Arrhythmogenic Right Ventricular Dysplasia/Cardiomyopathy: Report of an autopsy case.
- Author:
Tae Yub KIM
;
Young Min KIM
;
Jae Gul CHUNG
;
Gyung Yub GONG
;
Su Kil PARK
;
In Chul LEE
;
Joo Ryung HUH
- Publication Type:Case Report
- Keywords:
Right ventricular dysplasia/cardiomyopathy;
Arrhythmogenic dysplasia;
Sudden death
- MeSH:
Adult;
Atrioventricular Block;
Autopsy*;
Bundle-Branch Block;
Death, Sudden;
Edema;
Electrocardiography;
Heart Ventricles;
Hospitalization;
Humans;
Hypotension;
Lower Extremity;
Muscle Weakness;
Myocardium;
Systolic Murmurs;
Tachycardia, Ventricular;
Young Adult
- From:Korean Journal of Pathology
1997;31(11):1233-1236
- CountryRepublic of Korea
- Language:Korean
-
Abstract:
A 35-year-old man was admitted with a 20 day history of generalized edema and muscular weakness of the lower extremities.
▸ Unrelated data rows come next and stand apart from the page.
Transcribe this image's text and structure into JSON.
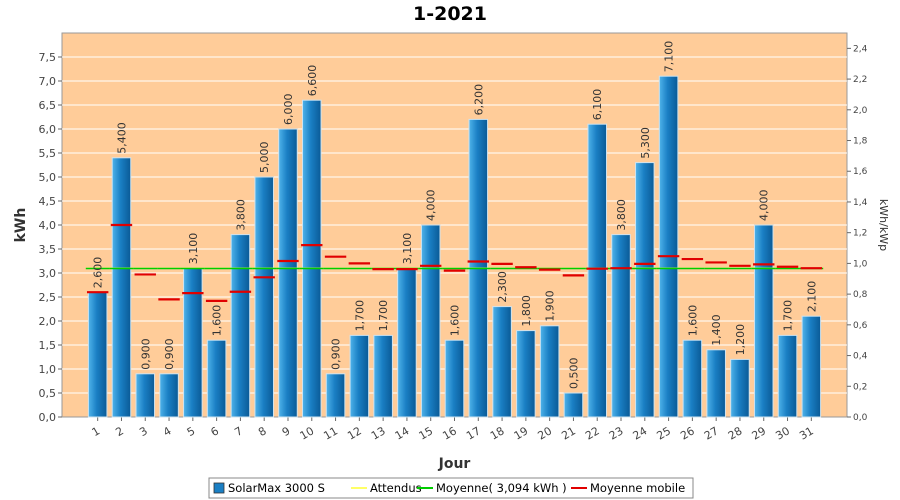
{
  "chart_data": {
    "type": "bar",
    "title": "1-2021",
    "xlabel": "Jour",
    "ylabel": "kWh",
    "ylabel_right": "kWh/kWp",
    "categories": [
      "1",
      "2",
      "3",
      "4",
      "5",
      "6",
      "7",
      "8",
      "9",
      "10",
      "11",
      "12",
      "13",
      "14",
      "15",
      "16",
      "17",
      "18",
      "19",
      "20",
      "21",
      "22",
      "23",
      "24",
      "25",
      "26",
      "27",
      "28",
      "29",
      "30",
      "31"
    ],
    "ylim": [
      0,
      8.0
    ],
    "yticks": [
      "0,0",
      "0,5",
      "1,0",
      "1,5",
      "2,0",
      "2,5",
      "3,0",
      "3,5",
      "4,0",
      "4,5",
      "5,0",
      "5,5",
      "6,0",
      "6,5",
      "7,0",
      "7,5"
    ],
    "ylim_right": [
      0,
      2.5
    ],
    "yticks_right": [
      "0,0",
      "0,2",
      "0,4",
      "0,6",
      "0,8",
      "1,0",
      "1,2",
      "1,4",
      "1,6",
      "1,8",
      "2,0",
      "2,2",
      "2,4"
    ],
    "bar_value_labels": [
      "2,600",
      "5,400",
      "0,900",
      "0,900",
      "3,100",
      "1,600",
      "3,800",
      "5,000",
      "6,000",
      "6,600",
      "0,900",
      "1,700",
      "1,700",
      "3,100",
      "4,000",
      "1,600",
      "6,200",
      "2,300",
      "1,800",
      "1,900",
      "0,500",
      "6,100",
      "3,800",
      "5,300",
      "7,100",
      "1,600",
      "1,400",
      "1,200",
      "4,000",
      "1,700",
      "2,100"
    ],
    "series": [
      {
        "name": "SolarMax 3000 S",
        "kind": "bar",
        "color": "#1a7fc4",
        "values": [
          2.6,
          5.4,
          0.9,
          0.9,
          3.1,
          1.6,
          3.8,
          5.0,
          6.0,
          6.6,
          0.9,
          1.7,
          1.7,
          3.1,
          4.0,
          1.6,
          6.2,
          2.3,
          1.8,
          1.9,
          0.5,
          6.1,
          3.8,
          5.3,
          7.1,
          1.6,
          1.4,
          1.2,
          4.0,
          1.7,
          2.1
        ]
      },
      {
        "name": "Attendus",
        "kind": "line",
        "color": "#ffff66",
        "values": [
          3.1,
          3.1,
          3.1,
          3.1,
          3.1,
          3.1,
          3.1,
          3.1,
          3.1,
          3.1,
          3.1,
          3.1,
          3.1,
          3.1,
          3.1,
          3.1,
          3.1,
          3.1,
          3.1,
          3.1,
          3.1,
          3.1,
          3.1,
          3.1,
          3.1,
          3.1,
          3.1,
          3.1,
          3.1,
          3.1,
          3.1
        ]
      },
      {
        "name": "Moyenne( 3,094 kWh )",
        "kind": "line",
        "color": "#00cc00",
        "values": [
          3.094,
          3.094,
          3.094,
          3.094,
          3.094,
          3.094,
          3.094,
          3.094,
          3.094,
          3.094,
          3.094,
          3.094,
          3.094,
          3.094,
          3.094,
          3.094,
          3.094,
          3.094,
          3.094,
          3.094,
          3.094,
          3.094,
          3.094,
          3.094,
          3.094,
          3.094,
          3.094,
          3.094,
          3.094,
          3.094,
          3.094
        ]
      },
      {
        "name": "Moyenne mobile",
        "kind": "marker",
        "color": "#e00000",
        "values": [
          2.6,
          4.0,
          2.97,
          2.45,
          2.58,
          2.42,
          2.61,
          2.91,
          3.25,
          3.58,
          3.34,
          3.2,
          3.08,
          3.08,
          3.15,
          3.05,
          3.24,
          3.19,
          3.12,
          3.07,
          2.95,
          3.09,
          3.1,
          3.19,
          3.35,
          3.29,
          3.22,
          3.15,
          3.18,
          3.13,
          3.1
        ]
      }
    ],
    "legend": [
      "SolarMax 3000 S",
      "Attendus",
      "Moyenne( 3,094 kWh )",
      "Moyenne mobile"
    ],
    "legend_position": "bottom",
    "background_color": "#ffcc99",
    "grid": true
  }
}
He was alert with a pale puffy face and an ejection murmur was heard at the cardiac apex. The electrocardiogram disclosed low voltage, first degree atrioventricular block, and a right bundle branch block. During the hospitalization an intractable diastolic hypotension developed, which measured 0 mmHg at the lowest point. At that time the echocardiogram revealed a dilated, akinetic right ventricle. Eventually a multiorgan failure developed and an autopsy following his death presented a fibrofatty replacement of the right ventricular myocardium. This might be a case of an arrhythmogenic right ventricular dysplasia/cardiomyopathy, which is usually characterized clinically by a ventricular tachycardia and may cause a sudden death in young adults.